Robert Hornyold-Strickland, the son of a British naval officer and a figurative sculptor, decided to produce a new bust of Nelson to show Britain’s most honoured naval hero as he really looked, rather than the romanticised vision so often portrayed in paintings and sculptures by earlier generations.
Mr Strickland, originally from Sizergh Castle in Cumbria, he is the great nephew of The Hon. Mabel Strickland, and great grandson of Lord Strickland. He undertook the challenge to produce a contemporary bronze of Admiral Lord Nelson to commemorate his staggering naval achievements, including blockading Malta to assist the Maltese in removing French occupiers.
The life-size bust of the great Admiral will take pride of place in Malta’s Maritime Museum’s Nelson collection and has been gifted partly by Robert Strickland and with the generous support of generous sponsors.
During the blockade of Malta (1798 – 1800) Admiral Lord Nelson was tasked with defending Malta, Gibraltar and the Kingdom of the Two Sicilies. This blockade was kept up for nearly two years without a break, forcing the eventual surrender by the French in 1800.
Mr Strickland comments on his initial research that: “with the benefit of the internet, books and the best maritime brains in Portsmouth and Greenwich, it became clear that the best likeness would be achieved by studying the life mask produced in Vienna in late August or early September 1800 by Matthias Ranson and used by Franz Christian Thaller for the production of his famous marble bust which is dated 1801”.
This mask, which has been authenticated only in recent years, shows Nelson with his eyes closed to enable the wax to form an impression without damaging his eyes and a second mask was produced from the first showing his eyes open. These fascinating masks are now in the collections of the Royal Naval Museum in Portsmouth and the National Maritime Museum in Greenwich.
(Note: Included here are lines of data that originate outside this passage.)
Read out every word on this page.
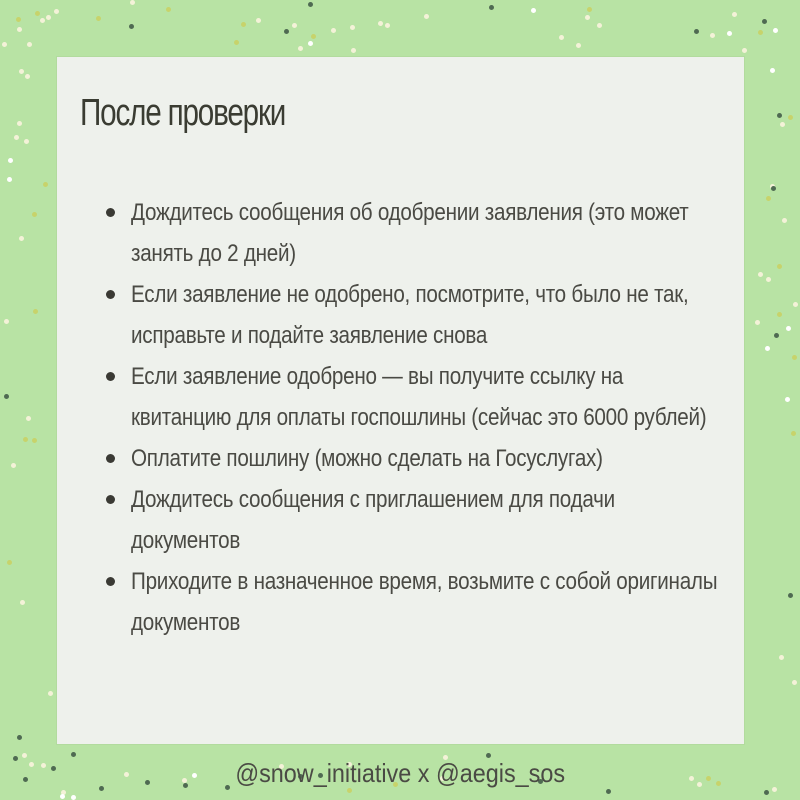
После проверки
Дождитесь сообщения об одобрении заявления (это может занять до 2 дней)
Если заявление не одобрено, посмотрите, что было не так, исправьте и подайте заявление снова
Если заявление одобрено — вы получите ссылку на квитанцию для оплаты госпошлины (сейчас это 6000 рублей)
Оплатите пошлину (можно сделать на Госуслугах)
Дождитесь сообщения с приглашением для подачи документов
Приходите в назначенное время, возьмите с собой оригиналы документов
@snow_initiative x @aegis_sos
Mr Strickland’s next challenge was to interpret the photographs he had taken of the facial mask and his observations into a complete contemporary bronze bust of Nelson, ensuring at the same time uniform details were accurate. Fortunately he was able to undertake this with the help of the museums at Portsmouth and Greenwich, their extensive archives, published books on Nelson and contemporary fashion trends and from artefacts and personal mementoes gathered for the bicentennial exhibition of 2005 held in Greenwich.
Strickland decided not to portray Nelson wearing his traditional naval hat but rather sculpting him with a “queue” or pigtail held in place by a piece of cloth tied in a bow, as was the fashion in those days.
(After Nelson’s death his queue was cut off and has been preserved for posterity). Strickland also deduced, through research, that, due to Nelson’s undoubted vanity, he wore his hair low over his right eyebrow to hide the scar from an injury incurred during the Battle of the Nile on August 1st, 1798. All of these points have been incorporated into the finished artwork.
Mr Strickland, studied sculpture at the Heatherley School of Art in Chelsea, London, before moving to Bath and Malta. He now divides his time between both places where he principally undertakes private commissions of portrait and figurative bronze sculptures. His work has been exhibited in Cork Street, London, Polo Ralph Lauren’s flagship store in Bond Street, and galleries in Bath, Edinburgh, and Harrogate.
On finding out about the donation of the bust to Heritage Malta, Lord Nelson’s closest living relative Anna Tribe sent word to Mr Strickland: “I am so pleased that you are going to have in your collection a bust of my great great great grandfather Admiral Lord Nelson done by Robert Strickland, which I feel is a great likeness of him. I hope to visit Malta one day to see it exhibited at the Malta Maritime Museum and wish you all success at the unveiling...”
• The exhibition, held in coll-aboration with Heritage Malta and the Malta Maritime Museum is open to the public till November 28 between 10.30 a.m. and 5 p.m. Supporting the exhibition will be a free Nelson lecture at the museum tonight by renowned academic Stephanie Jones entitled The Likeness of Nelson starting at 7.30 p.m.